Bernie Sanders in 1970s: Millionaire Senators Are 'Immoral'

Bernie Sanders
Bernie Sanders / Getty Images
April 24, 2019

Sen. Bernie Sanders (I., Vt.) said it was "immoral" that members of the U.S. Senate were millionaires during a campaign in the 1970s.

Sanders's remarks were published in December 1971 in the Bennington Banner, a Vermont newspaper, CNN reports. Earlier this month, Sanders revealed he was a millionaire.

Sanders's presidential campaign acknowledged he made the comments.

"Yes, it is true: Senator Sanders said in the 1970s that it is immoral that the government too often represents the interests of the super-wealthy and large corporations—and yes, it is also true that Senator Sanders has continued to demand a change from that for his entire life," campaign spokesman Josh Orton said.

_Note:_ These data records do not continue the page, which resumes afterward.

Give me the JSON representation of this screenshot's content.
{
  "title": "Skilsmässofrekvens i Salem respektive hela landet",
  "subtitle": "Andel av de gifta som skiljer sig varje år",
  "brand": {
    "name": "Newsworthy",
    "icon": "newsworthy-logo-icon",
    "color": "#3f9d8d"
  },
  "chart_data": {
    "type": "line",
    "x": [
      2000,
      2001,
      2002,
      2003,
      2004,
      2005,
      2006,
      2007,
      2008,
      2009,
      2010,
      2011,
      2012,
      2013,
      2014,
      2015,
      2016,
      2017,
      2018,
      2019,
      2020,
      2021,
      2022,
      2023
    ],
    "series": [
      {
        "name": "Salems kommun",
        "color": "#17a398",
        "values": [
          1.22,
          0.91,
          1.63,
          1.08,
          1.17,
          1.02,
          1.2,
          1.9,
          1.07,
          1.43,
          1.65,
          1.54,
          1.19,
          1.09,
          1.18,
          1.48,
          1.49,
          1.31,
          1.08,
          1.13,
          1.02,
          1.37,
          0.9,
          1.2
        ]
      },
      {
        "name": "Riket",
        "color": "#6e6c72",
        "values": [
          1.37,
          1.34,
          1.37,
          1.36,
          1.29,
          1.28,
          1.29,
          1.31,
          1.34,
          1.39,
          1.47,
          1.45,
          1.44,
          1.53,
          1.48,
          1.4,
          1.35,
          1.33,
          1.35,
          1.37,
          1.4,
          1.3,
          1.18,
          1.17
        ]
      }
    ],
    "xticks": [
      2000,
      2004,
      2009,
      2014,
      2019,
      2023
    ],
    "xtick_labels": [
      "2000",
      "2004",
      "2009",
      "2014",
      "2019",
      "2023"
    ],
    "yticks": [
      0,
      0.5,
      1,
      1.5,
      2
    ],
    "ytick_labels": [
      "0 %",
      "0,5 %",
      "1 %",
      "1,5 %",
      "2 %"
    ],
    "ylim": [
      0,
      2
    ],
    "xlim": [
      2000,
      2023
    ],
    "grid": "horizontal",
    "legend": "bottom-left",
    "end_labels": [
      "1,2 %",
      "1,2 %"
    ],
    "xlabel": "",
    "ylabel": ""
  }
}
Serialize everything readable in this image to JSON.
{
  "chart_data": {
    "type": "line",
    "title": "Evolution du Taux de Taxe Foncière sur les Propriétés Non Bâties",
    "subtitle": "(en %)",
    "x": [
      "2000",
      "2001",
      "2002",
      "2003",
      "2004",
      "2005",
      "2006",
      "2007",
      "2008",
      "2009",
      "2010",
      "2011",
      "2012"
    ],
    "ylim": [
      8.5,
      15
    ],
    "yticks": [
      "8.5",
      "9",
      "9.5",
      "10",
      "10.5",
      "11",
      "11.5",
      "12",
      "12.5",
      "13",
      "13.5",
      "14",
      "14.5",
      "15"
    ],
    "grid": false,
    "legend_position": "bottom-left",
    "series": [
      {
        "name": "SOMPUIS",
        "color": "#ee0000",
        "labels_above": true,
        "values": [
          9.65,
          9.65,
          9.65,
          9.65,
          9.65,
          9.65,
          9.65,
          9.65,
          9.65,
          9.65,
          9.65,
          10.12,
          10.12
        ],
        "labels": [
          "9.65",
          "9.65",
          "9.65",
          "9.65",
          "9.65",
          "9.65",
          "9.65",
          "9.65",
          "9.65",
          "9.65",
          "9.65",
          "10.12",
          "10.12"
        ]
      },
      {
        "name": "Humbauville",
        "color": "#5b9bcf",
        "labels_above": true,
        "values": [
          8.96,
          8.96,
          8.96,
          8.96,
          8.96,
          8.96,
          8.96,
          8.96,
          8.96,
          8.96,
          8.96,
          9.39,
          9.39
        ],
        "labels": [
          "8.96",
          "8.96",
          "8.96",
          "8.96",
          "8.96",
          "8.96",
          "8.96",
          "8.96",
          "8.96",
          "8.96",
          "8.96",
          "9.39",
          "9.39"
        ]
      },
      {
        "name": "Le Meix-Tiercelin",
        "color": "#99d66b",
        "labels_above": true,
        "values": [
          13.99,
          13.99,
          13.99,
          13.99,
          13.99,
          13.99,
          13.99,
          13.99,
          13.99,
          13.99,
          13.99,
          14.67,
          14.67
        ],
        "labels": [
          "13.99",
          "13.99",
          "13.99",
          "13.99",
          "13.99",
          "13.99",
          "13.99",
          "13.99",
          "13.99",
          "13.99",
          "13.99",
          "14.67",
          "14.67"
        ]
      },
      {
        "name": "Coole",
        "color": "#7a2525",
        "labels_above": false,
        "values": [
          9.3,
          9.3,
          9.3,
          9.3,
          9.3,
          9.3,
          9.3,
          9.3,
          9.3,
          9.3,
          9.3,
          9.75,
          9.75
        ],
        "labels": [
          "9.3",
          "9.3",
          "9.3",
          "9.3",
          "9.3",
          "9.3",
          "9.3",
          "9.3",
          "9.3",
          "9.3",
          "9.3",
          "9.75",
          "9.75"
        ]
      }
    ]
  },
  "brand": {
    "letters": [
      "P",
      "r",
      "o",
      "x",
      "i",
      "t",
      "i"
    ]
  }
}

"As the son of an immigrant who grew up living paycheck to paycheck, Senator Sanders believes elected officials should represent the interests of working people, not corporations, special interests or the ultra-wealthy," Orton continued. "This view has guided his work in politics, not the pursuit of personal wealth. Senator Sanders' family has been fortunate, and he is grateful for that because he knows the stress of economic insecurity. That is why he works every day to ensure every American has the basic necessities of life, including a livable wage, decent housing, health care and retirement security."

Sanders's comments came during his campaign for Senate as a member of the Liberty Union Party, a self-described "radical political party" that advocated extensive nationalization of the economy.

Sanders said senators at the time served "the interests of corporations and big business ---- their fellow millionaires." He also proposed replacing legislators' annual salary with the average income in each member's home state.

"I think the result would be that this country would immediately stop wasting billions on weapons which never get off the drawing boards, and on the support of military dictatorships throughout the world," Sanders added. "I also have a feeling that a lot of tax loopholes that the corporations and millionaires receive would soon disappear."

In an interview earlier this month, Sanders embraced his millionaire status.

"I wrote a best-selling book," Sanders said. "If you write a best-selling book, you can be a millionaire, too."

Sanders made more than $1 million in both 2017 and 2018, mostly from royalties from his book Our Revolution and the young-adult adaptation Bernie Sanders Guide to Political Revolution.